FCA: Firms must be ‘vigilant’ about market abuse surveillance failures

The UK’s Financial Conduct Authority (FCA) has revealed that market surveillance abuse models within many firms need shoring up, particularly with the increasing use of innovative technologies within surveillance such as artificial intelligence (AI). 

The regulator conducted a peer review looking at the frequency and methods used by nine investment banks to test the efficacy of their client order front running models. In light of the review, the FCA said firms should take greater action to avoid surveillance failures, ensuring all relevant trade and order data is captured, and that governance arrangements around model testing are “formalised and robust”. 

“Over the past few years, we have become aware of problems with surveillance alerts not working as intended and assumed by the firm,” the regulator noted, whether due to faulty implementation, ‘bugs’, or inaccurate data.
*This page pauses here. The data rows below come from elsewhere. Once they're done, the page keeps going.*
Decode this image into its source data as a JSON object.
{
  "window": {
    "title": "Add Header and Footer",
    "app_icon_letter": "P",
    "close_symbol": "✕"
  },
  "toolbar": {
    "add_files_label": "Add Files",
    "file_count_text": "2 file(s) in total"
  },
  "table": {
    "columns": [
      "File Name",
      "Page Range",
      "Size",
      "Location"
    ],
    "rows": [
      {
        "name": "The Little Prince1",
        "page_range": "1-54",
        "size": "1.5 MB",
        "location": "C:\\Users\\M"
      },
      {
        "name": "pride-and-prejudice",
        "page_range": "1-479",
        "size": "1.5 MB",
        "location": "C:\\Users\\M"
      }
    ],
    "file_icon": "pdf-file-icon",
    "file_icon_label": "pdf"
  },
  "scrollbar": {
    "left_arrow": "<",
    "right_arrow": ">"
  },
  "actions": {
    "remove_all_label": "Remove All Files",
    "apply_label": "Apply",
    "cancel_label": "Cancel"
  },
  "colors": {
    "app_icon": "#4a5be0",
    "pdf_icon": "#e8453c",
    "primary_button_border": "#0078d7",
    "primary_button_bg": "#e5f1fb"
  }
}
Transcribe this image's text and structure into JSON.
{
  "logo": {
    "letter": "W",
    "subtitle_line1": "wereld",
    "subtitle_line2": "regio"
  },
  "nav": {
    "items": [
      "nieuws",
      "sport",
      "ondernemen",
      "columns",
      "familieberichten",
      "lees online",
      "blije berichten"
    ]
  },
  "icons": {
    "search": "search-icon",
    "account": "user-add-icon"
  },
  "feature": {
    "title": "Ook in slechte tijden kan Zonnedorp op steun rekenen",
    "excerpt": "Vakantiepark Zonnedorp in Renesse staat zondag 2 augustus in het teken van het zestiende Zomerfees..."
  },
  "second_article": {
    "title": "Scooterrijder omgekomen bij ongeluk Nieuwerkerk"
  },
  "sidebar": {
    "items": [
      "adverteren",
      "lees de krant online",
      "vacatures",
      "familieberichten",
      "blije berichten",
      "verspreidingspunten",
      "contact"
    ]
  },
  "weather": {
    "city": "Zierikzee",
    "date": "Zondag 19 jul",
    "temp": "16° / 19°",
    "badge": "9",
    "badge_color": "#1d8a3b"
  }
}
“Firms need a vigilant approach to proactively guard against surveillance failures,” FCA says

Under the Market Abuse Regulation (UK MAR), firms must identify and report instances of potential market abuse and a firm must have effective arrangements, systems and procedures in place to detect and report suspicious activity.

Most firms reviewed had formal procedures describing the frequency of testing, which elements of the model were subject to review, and the form of the review. The rest had no formal process whatsoever, the regulator said. 

The FCA review found most firms undertook an annual test of some type. The different types of testing were: parameter calibration; model logic; model code; and data (comprehensiveness and accuracy). Around half the firms focused their reviews mainly on parameter calibration.

However, the regulator suggested not all firms have allocated enough “focus and resources” to governance arrangements and such arrangements can often be complex and take “significant” time. “Firms should consider whether intricacy and volume in governance necessarily delivers timely, efficient and effective outcomes.”

“Firms need a vigilant approach to proactively guard against surveillance failures and mitigate relevant risks. This is particularly relevant in light of likely future innovation within surveillance functions. Developments such as the use of artificial intelligence will need to be accompanied by governance that keeps pace and remains effective,” the regulator added.